The moral seems to be that windows will indeed get shortened, but not abandoned entirely.
So Covid is getting better, but slowly. Theaters are reopened, but partially. Studios are planning blockbusters, but not for weeks. Windows are collapsing, but only so far.
There is one profound lesson in this series of headlines: theaters make lots of money. And studios want to get that money.
Subscription economics are great businesses. And Wall Street loves them. But why stop there? If Netflix, Disney or Warner Bros can make lots of money releasing a film on their subscription platform, but could also make a few extra hundred million by releasing it in theaters for a few weeks, why not do both? Especially if releasing it in theaters actually increases the value on streaming later?

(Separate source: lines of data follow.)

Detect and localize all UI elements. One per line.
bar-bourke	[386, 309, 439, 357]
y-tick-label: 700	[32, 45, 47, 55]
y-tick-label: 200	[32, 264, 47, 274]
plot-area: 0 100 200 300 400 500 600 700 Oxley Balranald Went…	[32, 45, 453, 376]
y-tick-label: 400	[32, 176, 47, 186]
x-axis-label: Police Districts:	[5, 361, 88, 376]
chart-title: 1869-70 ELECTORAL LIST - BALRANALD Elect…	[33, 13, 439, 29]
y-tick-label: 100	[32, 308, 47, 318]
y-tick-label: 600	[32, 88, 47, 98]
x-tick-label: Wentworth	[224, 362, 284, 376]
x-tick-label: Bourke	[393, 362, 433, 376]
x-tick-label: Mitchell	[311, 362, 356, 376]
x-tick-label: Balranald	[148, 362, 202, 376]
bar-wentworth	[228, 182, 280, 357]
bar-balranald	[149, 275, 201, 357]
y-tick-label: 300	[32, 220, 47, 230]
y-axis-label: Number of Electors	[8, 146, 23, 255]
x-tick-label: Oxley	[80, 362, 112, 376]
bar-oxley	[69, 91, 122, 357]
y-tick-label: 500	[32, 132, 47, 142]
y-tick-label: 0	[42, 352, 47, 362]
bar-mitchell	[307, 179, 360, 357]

Yes, the shattered windows of the pre-Covid world will not return. Waiting ninety days after theaters is too long. But I wouldn’t bet on day-and-date for theaters and streaming either. Too many folks are moving in the opposite direction (meaning at least three to six weeks before home entertainment/streaming) to not see a trend. Making money in streaming is good. But you know what is better? Making more money in theaters and streaming.
My Prediction on Covid-19
How well did my model do on predicting this? Well, over 50% of society has at least one shot (exactly 57% of 18+ population as of this writing), which is little below where the simple linear model thought we’d be. Which, as a reminder, the actual protection is even higher, given that lots of non-vaccinated folks also have protection from previous infections.
As for my more aggressive model–where we would have passed 300 million doses by now–it likely was stymied by the decision to pause Johnson & Johnson, which became the day of peak vaccinations in the US. That decision likely contributed to vaccine hesitancy, as pausing AstraZeneca had previously hurt vaccine uptake in the EU. And the lesson for modelers everywhere is that decisions like that are the unknowns that trip up models.
(And I’m fine telling you what I got right and wrong in these predictions. If someone tells you they predict everything correctly, they’re either being too conservative, or they’re backfitting every prediction, which is useless.)
With hindsight, did Black Widow and Fast 9 make the right calls to move backwards? Probably, if nothing else for the international revenue. As I just said, India, Brazil and EU countries are currently being hammered by Covid-19, so even if the US had returned to normal, global box office would not have. Fast 9 probably could have risked the Memorial Day weekend, but the end of June is much more certain.